Barbie has it all. She has the life that the giant shining billboards and the relentless, repetitive television ads tell us we want. She doesn't fight for acceptance because she already belongs.
Is Barbie constructing or constricting femininity? Is she the scapegoat? She embodies all a girl should want or desire. Right now in 2005, Barbie is relegated to the under 10 years old crowd, and graciously makes way for her older sister counterparts - the Hilary Duffs, Ashlee Simpsons and Lindsay Lohans. These young ladies are offering something much more enticing than Barbie can.
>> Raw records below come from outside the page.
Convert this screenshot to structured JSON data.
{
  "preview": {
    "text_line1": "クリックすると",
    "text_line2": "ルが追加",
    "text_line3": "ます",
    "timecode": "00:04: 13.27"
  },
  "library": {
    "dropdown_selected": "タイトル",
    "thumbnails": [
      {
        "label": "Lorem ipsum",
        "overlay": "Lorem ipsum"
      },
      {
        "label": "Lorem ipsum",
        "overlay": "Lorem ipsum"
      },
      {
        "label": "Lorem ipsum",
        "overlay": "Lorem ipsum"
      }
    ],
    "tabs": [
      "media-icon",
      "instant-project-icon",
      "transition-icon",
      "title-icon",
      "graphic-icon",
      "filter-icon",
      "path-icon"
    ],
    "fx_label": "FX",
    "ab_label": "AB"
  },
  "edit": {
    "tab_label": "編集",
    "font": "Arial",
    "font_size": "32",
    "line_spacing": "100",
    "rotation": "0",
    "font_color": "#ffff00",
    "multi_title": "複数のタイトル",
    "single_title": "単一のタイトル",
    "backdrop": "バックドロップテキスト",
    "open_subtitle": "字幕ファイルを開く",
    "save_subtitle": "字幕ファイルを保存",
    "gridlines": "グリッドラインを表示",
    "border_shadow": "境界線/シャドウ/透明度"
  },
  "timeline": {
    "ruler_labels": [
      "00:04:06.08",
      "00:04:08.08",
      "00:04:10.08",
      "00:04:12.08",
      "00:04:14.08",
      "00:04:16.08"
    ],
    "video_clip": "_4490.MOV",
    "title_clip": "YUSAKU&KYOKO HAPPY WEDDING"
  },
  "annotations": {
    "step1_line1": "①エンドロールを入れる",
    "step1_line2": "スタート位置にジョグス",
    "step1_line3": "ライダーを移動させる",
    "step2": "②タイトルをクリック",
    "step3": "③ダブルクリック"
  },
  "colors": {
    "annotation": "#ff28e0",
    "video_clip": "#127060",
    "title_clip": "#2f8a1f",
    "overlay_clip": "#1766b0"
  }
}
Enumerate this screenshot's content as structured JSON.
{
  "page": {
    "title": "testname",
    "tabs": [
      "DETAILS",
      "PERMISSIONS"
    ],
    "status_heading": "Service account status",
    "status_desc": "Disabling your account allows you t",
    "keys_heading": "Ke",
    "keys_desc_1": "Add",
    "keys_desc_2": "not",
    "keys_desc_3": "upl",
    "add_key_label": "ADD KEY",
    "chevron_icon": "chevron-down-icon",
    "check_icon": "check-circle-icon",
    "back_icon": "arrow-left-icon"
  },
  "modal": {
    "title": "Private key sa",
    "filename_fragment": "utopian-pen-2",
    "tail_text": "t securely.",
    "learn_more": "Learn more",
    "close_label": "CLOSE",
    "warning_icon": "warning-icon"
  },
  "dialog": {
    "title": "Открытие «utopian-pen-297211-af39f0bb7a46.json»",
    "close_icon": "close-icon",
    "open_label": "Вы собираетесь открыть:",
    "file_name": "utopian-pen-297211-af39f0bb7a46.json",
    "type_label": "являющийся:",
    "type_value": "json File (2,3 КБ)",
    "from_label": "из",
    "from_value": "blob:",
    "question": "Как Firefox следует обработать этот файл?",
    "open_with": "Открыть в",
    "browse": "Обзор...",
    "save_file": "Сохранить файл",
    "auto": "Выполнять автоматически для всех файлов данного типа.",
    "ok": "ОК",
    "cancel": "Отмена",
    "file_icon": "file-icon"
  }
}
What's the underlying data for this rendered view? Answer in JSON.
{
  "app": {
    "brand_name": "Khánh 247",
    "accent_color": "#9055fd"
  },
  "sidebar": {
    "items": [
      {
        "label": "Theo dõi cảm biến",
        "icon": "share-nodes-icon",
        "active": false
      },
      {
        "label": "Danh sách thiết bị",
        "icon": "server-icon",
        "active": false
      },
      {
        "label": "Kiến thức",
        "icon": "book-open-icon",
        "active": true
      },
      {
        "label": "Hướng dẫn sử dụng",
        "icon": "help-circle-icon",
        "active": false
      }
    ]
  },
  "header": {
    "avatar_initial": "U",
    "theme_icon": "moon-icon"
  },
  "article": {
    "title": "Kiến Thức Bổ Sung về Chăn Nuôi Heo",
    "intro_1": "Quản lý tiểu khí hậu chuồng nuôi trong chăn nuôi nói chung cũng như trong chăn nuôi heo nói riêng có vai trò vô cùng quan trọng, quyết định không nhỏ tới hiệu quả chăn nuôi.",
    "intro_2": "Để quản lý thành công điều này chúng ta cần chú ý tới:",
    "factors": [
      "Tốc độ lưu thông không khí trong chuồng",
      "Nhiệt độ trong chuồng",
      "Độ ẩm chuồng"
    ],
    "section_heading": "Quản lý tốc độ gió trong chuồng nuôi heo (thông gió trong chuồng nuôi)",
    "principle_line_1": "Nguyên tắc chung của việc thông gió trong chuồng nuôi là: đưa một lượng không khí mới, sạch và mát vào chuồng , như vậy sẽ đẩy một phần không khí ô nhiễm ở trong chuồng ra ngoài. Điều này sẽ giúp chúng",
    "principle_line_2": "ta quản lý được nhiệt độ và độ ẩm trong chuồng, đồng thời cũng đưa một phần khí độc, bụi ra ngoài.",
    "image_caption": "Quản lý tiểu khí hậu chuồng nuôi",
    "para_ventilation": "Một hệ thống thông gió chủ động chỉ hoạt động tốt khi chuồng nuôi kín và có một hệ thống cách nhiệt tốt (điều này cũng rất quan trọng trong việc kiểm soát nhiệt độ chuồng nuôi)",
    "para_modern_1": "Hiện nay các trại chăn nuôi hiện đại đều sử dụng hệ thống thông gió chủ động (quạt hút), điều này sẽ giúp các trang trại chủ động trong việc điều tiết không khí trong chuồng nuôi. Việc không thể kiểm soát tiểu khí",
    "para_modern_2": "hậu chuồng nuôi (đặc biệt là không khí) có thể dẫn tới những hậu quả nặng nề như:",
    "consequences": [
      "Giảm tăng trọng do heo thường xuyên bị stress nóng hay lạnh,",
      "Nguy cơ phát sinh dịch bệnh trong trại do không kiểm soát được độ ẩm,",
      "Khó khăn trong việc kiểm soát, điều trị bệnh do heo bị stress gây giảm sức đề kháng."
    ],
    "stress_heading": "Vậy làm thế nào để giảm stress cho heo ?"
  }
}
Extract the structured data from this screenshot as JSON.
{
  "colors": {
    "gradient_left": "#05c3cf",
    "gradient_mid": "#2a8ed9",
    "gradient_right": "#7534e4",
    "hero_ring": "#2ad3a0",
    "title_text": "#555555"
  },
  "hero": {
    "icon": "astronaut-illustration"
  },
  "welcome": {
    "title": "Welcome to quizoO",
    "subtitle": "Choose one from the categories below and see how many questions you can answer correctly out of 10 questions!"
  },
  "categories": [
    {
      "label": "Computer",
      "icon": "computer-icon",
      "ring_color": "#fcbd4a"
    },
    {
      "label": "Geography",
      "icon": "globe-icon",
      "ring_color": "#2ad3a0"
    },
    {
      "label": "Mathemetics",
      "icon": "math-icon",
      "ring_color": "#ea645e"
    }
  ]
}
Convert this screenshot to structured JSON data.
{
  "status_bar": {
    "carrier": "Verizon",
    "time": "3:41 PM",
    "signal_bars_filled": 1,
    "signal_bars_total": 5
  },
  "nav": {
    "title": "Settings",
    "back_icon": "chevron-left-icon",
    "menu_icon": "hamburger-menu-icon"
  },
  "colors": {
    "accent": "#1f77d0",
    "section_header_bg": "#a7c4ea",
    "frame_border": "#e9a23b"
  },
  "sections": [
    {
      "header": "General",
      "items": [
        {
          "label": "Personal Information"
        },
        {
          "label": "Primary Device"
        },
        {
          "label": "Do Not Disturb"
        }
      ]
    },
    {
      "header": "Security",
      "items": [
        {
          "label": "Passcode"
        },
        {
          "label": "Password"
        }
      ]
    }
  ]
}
The imagination realm that Barbie comes alive in, is easily replaced with manipulated uber-teen queen lifestyles full of more permanent ways of maintaining "femininity". We may not be able to brush their hair or put on their make-up, but we can buy their clothing lines and watch their TV shows and see their movies and listen to their CD's. Childish and imaginative storytelling is devoured by a high budget Hollywood vision of a pre-pubescent feminine reality.
These photographs were positioned and lighted as if the subjects were real people with emotion in their eyes and life behind their skin. The pictures were then digitally airbrushed and altered to give them their cinematic supermodel quality. Each photo was purposefully composed to incorporate both something that looks too real to be a Barbie, and too plastic to be real.